Valeria es un espíritu aguerrido. En ella se despliega el combate, la lucha, la contradicción de los opuestos; es algo así como Lenin y la emperatriz Alejandra Fiódorovna coexistiendo dentro de un mismo cuerpo. ¡Algo agotador! Le cuesta ponerse de acuerdo consigo misma porque, la mayoría de las veces, odia –con igual intensidad- todo cuanto ama o amó. Eso la hace alegre y triste, risueña y taciturna, Melpómene y Talía rasgándose las vestiduras por protagonizar una obra teatral que no define su género entre la tragedia y la comedia. Una vez, alguien la llamó “hiperbólica”, yo agregaría que es una persona enérgica, apasionada, inestable, emocional, creativa, altruista, insegura, ingenua, idealista, agresiva, desconfiada, vulnerable y enamoradiza. Es arrolladora, vital, fuerte, emprendedora, impulsiva, con un sentido del humor ácido; y por cierto, una rubia despampanante que, con una pequeña dosis de picardía, podría utilizar sus encantos para disuadir a todo un escuadrón de fusilamiento, al estilo Mata Hari. Solo que Valeria aún no se dio cuenta de eso.

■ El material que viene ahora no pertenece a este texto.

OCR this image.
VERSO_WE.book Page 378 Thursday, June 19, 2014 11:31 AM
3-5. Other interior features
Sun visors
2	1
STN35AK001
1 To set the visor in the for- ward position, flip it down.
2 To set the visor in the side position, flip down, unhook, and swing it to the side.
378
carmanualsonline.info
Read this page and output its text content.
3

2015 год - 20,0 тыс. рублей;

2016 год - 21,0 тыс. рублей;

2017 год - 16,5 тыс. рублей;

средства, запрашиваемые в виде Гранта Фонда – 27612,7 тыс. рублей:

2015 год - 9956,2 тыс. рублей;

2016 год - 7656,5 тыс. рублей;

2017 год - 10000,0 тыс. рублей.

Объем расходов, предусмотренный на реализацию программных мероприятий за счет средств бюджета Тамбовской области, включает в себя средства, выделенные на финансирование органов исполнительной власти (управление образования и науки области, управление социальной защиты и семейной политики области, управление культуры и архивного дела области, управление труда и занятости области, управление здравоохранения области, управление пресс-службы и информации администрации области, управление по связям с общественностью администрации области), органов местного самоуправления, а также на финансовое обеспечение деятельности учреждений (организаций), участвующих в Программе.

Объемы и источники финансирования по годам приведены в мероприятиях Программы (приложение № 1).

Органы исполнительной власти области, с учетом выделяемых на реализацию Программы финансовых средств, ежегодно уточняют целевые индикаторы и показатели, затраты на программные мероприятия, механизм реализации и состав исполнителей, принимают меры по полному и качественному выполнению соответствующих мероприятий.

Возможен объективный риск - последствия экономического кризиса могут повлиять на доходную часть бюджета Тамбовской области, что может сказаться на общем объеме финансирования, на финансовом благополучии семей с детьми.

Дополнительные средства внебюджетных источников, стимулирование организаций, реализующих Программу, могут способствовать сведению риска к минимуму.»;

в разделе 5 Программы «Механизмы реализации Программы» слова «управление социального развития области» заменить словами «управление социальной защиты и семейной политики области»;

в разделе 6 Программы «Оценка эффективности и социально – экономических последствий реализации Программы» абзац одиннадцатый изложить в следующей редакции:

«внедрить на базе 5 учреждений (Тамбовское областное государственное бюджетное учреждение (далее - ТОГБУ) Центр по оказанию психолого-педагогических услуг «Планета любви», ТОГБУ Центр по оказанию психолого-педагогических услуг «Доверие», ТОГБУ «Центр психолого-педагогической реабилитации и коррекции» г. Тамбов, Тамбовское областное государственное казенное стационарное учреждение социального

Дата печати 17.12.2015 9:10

Por ahora, sufre. Dejó atrás su pueblo porque necesitaba respirar, soltar las ataduras de un pasado espeso y pegajoso como un engrudo. Hubiera querido mudarse de país e incluso de planeta. No pudo, así que se conformó con poner más de setecientos kilómetros de distancia entre ella y Hersilia. La determinación fue abrupta. Valeria puede dar más vueltas sobre una idea que una pareja de tango en un salón de baile, pero cuando adopta una medida no hay figura que la haga pivotear. La muchacha tiene voluntad de hierro, y con esa firmeza de carácter, una mañana decidió que pondría coto a una vida plagada de insatisfacciones. Se dirigió a la estación de ómnibus, en donde averiguó el precio de los pasajes de las dos empresas de transporte de pasajeros que viajan hacia Capital Federal y compró un boleto para la madrugada siguiente. Pensó que ése era un buen lugar para una chica como ella: una lugareña que fantasea con aventurarse en las grandes ciudades. Hersilia no le ofrecía nada por lo que valiera la pena quedarse; por el contrario, la impulsaba a irse. Allí, la esperaba una existencia patética: se pondría fofa, amasaría fideos, se dejaría crecer el vello en las piernas y atendería críos que, con certeza, serían de distintos padres. De cualquier manera, estaba resuelta: debía –como un asunto de vida o muerte- experimentar un cambio radical y emprender la fuga.   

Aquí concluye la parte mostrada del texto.